I have not seen Zopher. The 10th regt. Was the 2d one on our right on the line. I went up there, saw Harry Cheny, Foster, and Nat Piper. Zopher and John Griffin were out on picket. After dark we left and came over on the very left flank of the army. It is a little south of east of Petersburgh and I should think some five miles from there (I judge by the firing). We know nothing of what is going on there. There is almost constant firing there, sometimes very heavy. Yesterday morning heard that the pickets of the 16th had been captured. Found the Regiment saw Nat Piper. He said that they were all right. The pickets were relieved last night, but it happens that I am on myself, so I cannot see Zopher. Am very pleasantly situated, under a fine shrubytree and could write very well, if it was not for keeping on my equipments.

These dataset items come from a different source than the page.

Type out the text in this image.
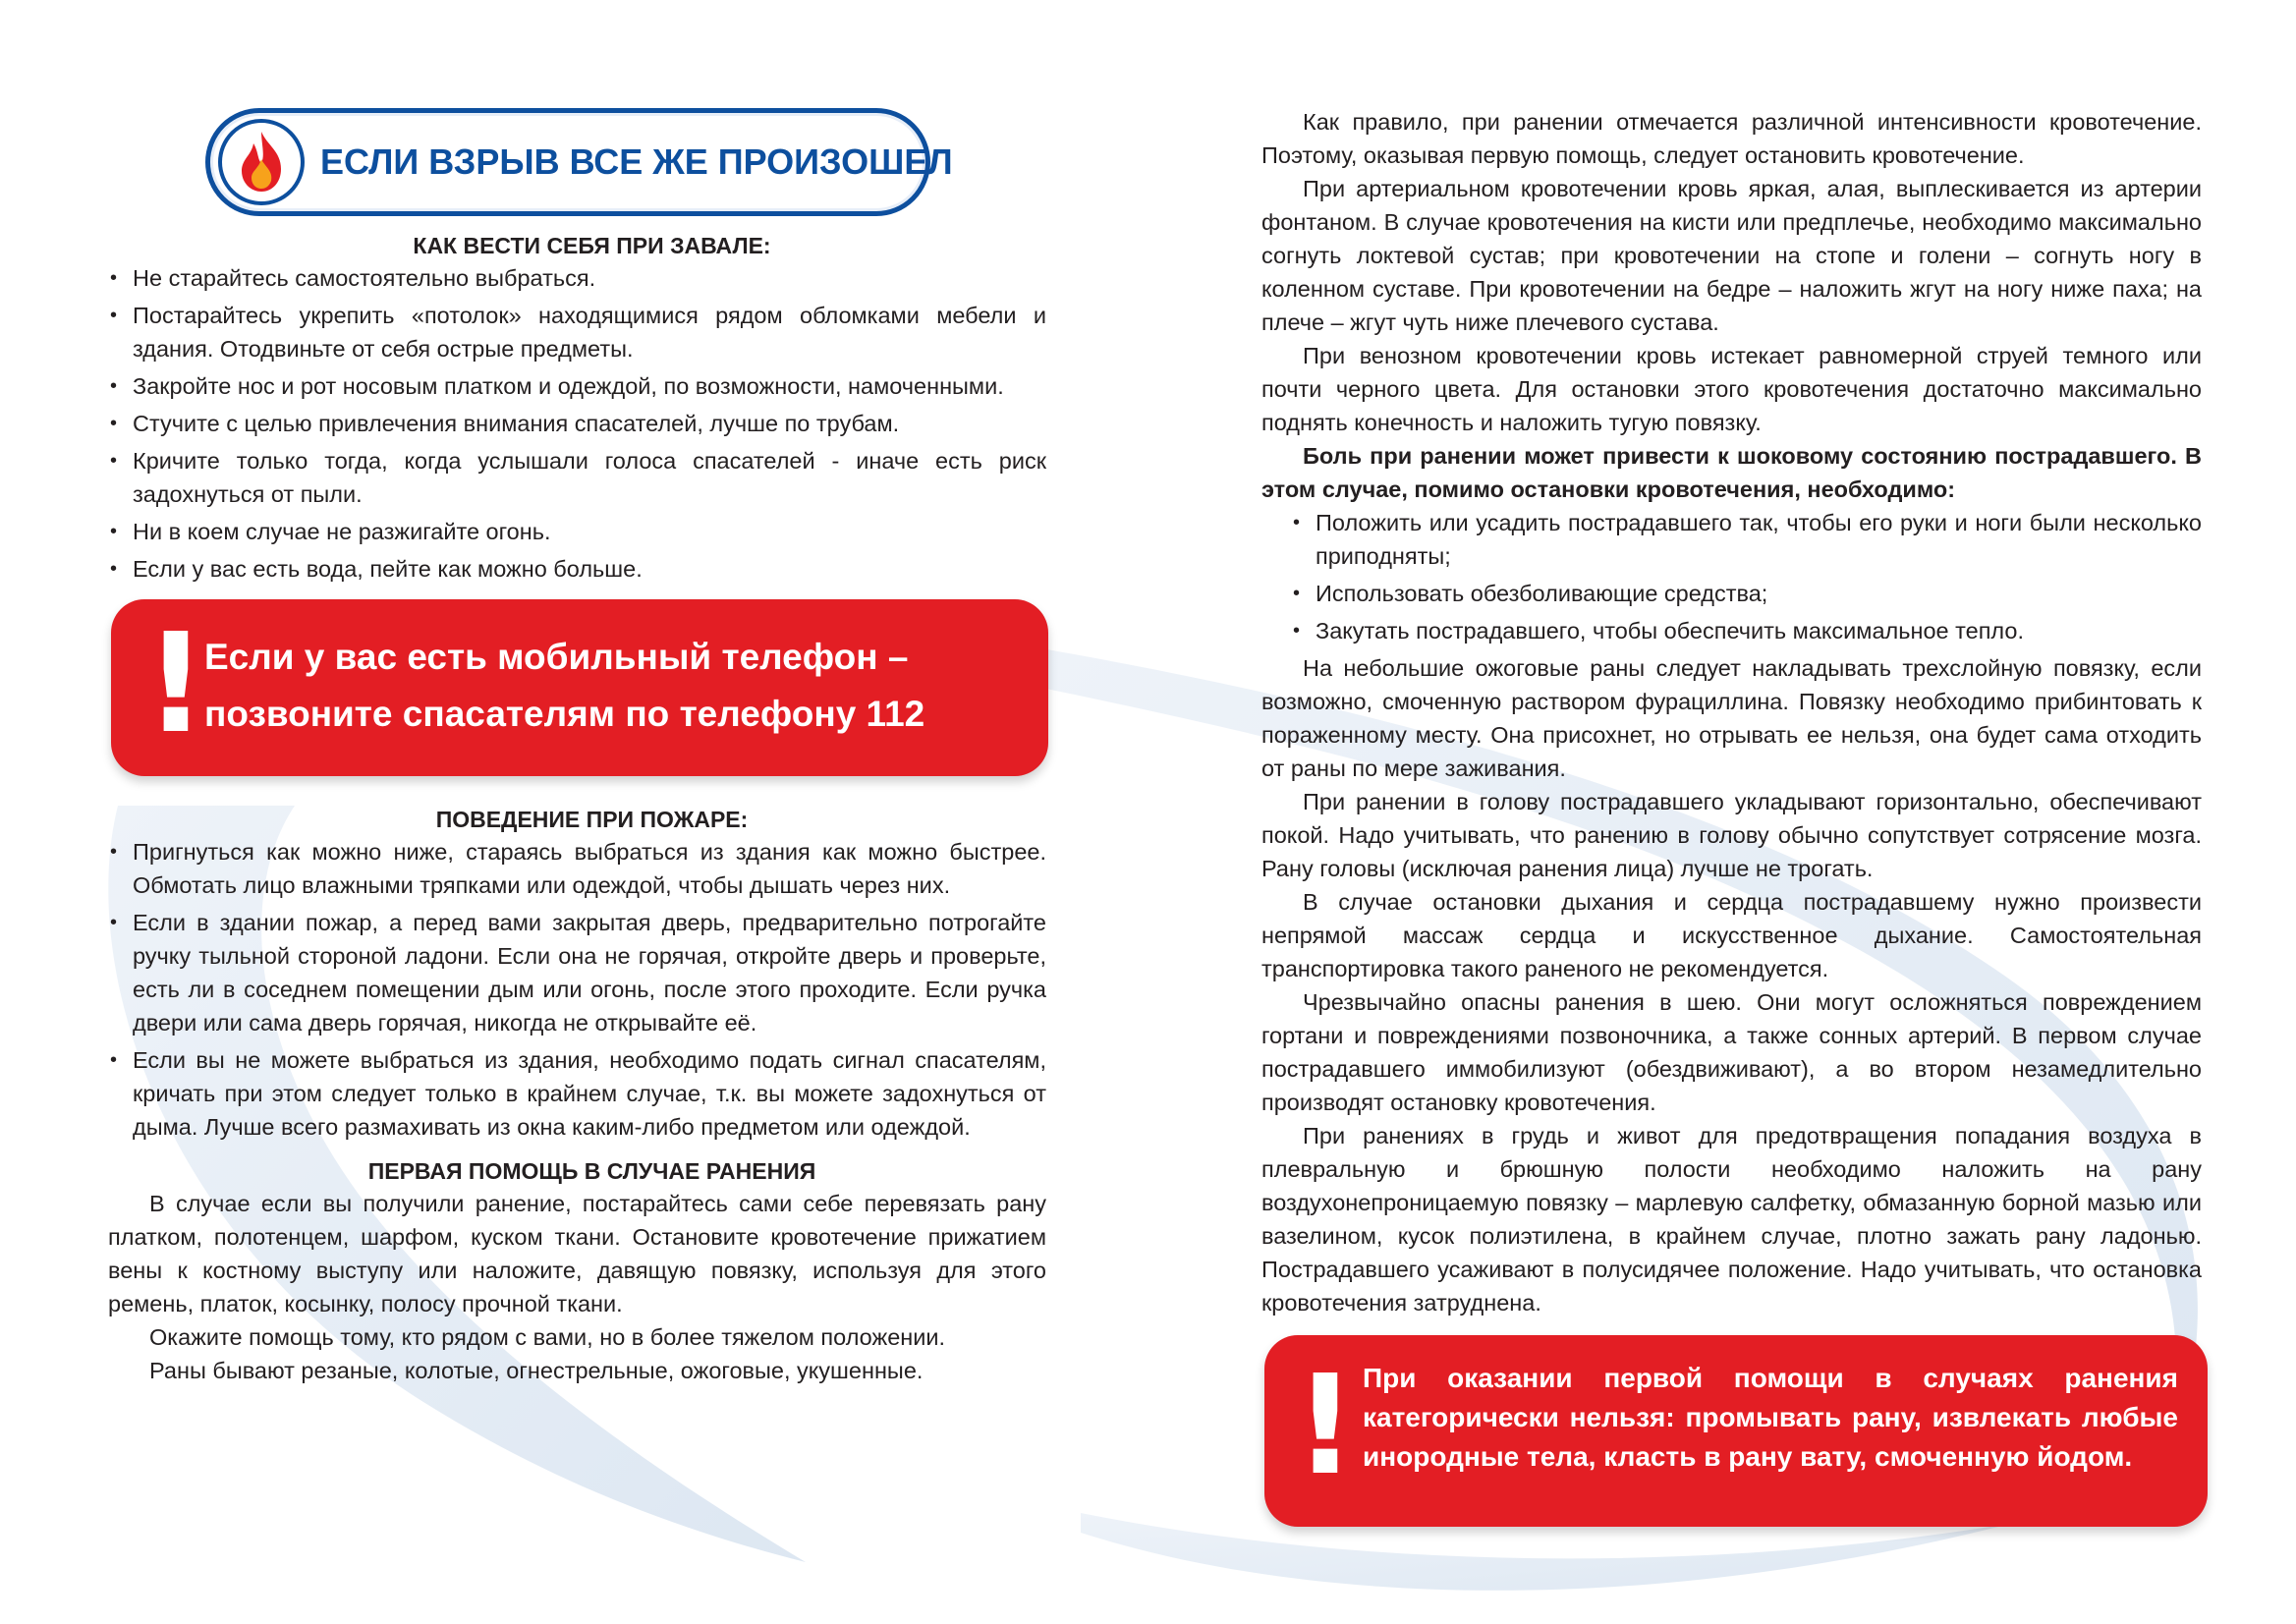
ЕСЛИ ВЗРЫВ ВСЕ ЖЕ ПРОИЗОШЕЛ

КАК ВЕСТИ СЕБЯ ПРИ ЗАВАЛЕ:

• Не старайтесь самостоятельно выбраться.
• Постарайтесь укрепить «потолок» находящимися рядом обломками мебели и здания. Отодвиньте от себя острые предметы.
• Закройте нос и рот носовым платком и одеждой, по возможности, намоченными.
• Стучите с целью привлечения внимания спасателей, лучше по трубам.
• Кричите только тогда, когда услышали голоса спасателей - иначе есть риск задохнуться от пыли.
• Ни в коем случае не разжигайте огонь.
• Если у вас есть вода, пейте как можно больше.
!
Если у вас есть мобильный телефон –
позвоните спасателям по телефону 112

ПОВЕДЕНИЕ ПРИ ПОЖАРЕ:

• Пригнуться как можно ниже, стараясь выбраться из здания как можно быстрее. Обмотать лицо влажными тряпками или одеждой, чтобы дышать через них.
• Если в здании пожар, а перед вами закрытая дверь, предварительно потрогайте ручку тыльной стороной ладони. Если она не горячая, откройте дверь и проверьте, есть ли в соседнем помещении дым или огонь, после этого проходите. Если ручка двери или сама дверь горячая, никогда не открывайте её.
• Если вы не можете выбраться из здания, необходимо подать сигнал спасателям, кричать при этом следует только в крайнем случае, т.к. вы можете задохнуться от дыма. Лучше всего размахивать из окна каким-либо предметом или одеждой.

ПЕРВАЯ ПОМОЩЬ В СЛУЧАЕ РАНЕНИЯ

В случае если вы получили ранение, постарайтесь сами себе перевязать рану платком, полотенцем, шарфом, куском ткани. Остановите кровотечение прижатием вены к костному выступу или наложите, давящую повязку, используя для этого ремень, платок, косынку, полосу прочной ткани.

Окажите помощь тому, кто рядом с вами, но в более тяжелом положении.

Раны бывают резаные, колотые, огнестрельные, ожоговые, укушенные.

Как правило, при ранении отмечается различной интенсивности кровотечение. Поэтому, оказывая первую помощь, следует остановить кровотечение.

При артериальном кровотечении кровь яркая, алая, выплескивается из артерии фонтаном. В случае кровотечения на кисти или предплечье, необходимо максимально согнуть локтевой сустав; при кровотечении на стопе и голени – согнуть ногу в коленном суставе. При кровотечении на бедре – наложить жгут на ногу ниже паха; на плече – жгут чуть ниже плечевого сустава.

При венозном кровотечении кровь истекает равномерной струей темного или почти черного цвета. Для остановки этого кровотечения достаточно максимально поднять конечность и наложить тугую повязку.

Боль при ранении может привести к шоковому состоянию пострадавшего. В этом случае, помимо остановки кровотечения, необходимо:

• Положить или усадить пострадавшего так, чтобы его руки и ноги были несколько приподняты;
• Использовать обезболивающие средства;
• Закутать пострадавшего, чтобы обеспечить максимальное тепло.

На небольшие ожоговые раны следует накладывать трехслойную повязку, если возможно, смоченную раствором фурациллина. Повязку необходимо прибинтовать к пораженному месту. Она присохнет, но отрывать ее нельзя, она будет сама отходить от раны по мере заживания.

При ранении в голову пострадавшего укладывают горизонтально, обеспечивают покой. Надо учитывать, что ранению в голову обычно сопутствует сотрясение мозга. Рану головы (исключая ранения лица) лучше не трогать.

В случае остановки дыхания и сердца пострадавшему нужно произвести непрямой массаж сердца и искусственное дыхание. Самостоятельная транспортировка такого раненого не рекомендуется.

Чрезвычайно опасны ранения в шею. Они могут осложняться повреждением гортани и повреждениями позвоночника, а также сонных артерий. В первом случае пострадавшего иммобилизуют (обездвиживают), а во втором незамедлительно производят остановку кровотечения.

При ранениях в грудь и живот для предотвращения попадания воздуха в плевральную и брюшную полости необходимо наложить на рану воздухонепроницаемую повязку – марлевую салфетку, обмазанную борной мазью или вазелином, кусок полиэтилена, в крайнем случае, плотно зажать рану ладонью. Пострадавшего усаживают в полусидячее положение. Надо учитывать, что остановка кровотечения затруднена.

! При оказании первой помощи в случаях ранения категорически нельзя: промывать рану, извлекать любые инородные тела, класть в рану вату, смоченную йодом.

The water we find here is very good and the rations are good. Drew sugar, coffee, beans, hard bread, dried apples, potatoes, pickled cabbage, which is very good, salt pork and once a day fresh beef. My health is very good. Have slept but a part of one night since I came into the regiment. Have been marching most of the time nights and am now on picket, and shall probably remain 24 or 36 hours, if so good. There is and probably shall remain, no man in the regiment, old or new, that can march longer or easier than I, and I probably carry as heavy a load as anyone. Let me tell you a little about how we do. Night before last came on the the left flank of the army. Got there a little after 12 midnight, laid down on the ground with my tent under me and rubber blanket over me. Got up in the morning. Had a chance to wash, the first I have had since I came into the Regiment. After I had washed up, skirmished for lice. Went to work building greast works, got them done. The Regiment was ordered to relieve the 3rd on picket, started off in the dark, found the lines about 10 o'clock, too late to relieve, so we stacked our arms, laid down in the rear of the stacks without taking anything from our knapsacks but the rubbers. Some put them under them, some over them. I put mine over to keep off the dew, and slept good. The bed was dry and hard enough to make me sleep good. A little after day light, started to relieve the pickets. It happened that I am on the reserve picket, so I have not much to do today, unless the rebels try to gobble us up. There is a cavalry picket beyond us on the left flank, so I guess we shall be all right. The loss of the 4th Regiment was 125 or 130 men, day before yesterday and the 11th, 300 or 350 men. That makes a pretty good hole into the Brigade. I hear that our army have taken a lot of prisoners on the right, but you will probably hear of that before I do. This is a large army, and it is a long way from the right to the left flank, and the news will travel from Headquarters to Charleston quicker than from one flank to the other, unless there is a change of troops. You may ask how I like this kind of life. There is no life I like where you are not.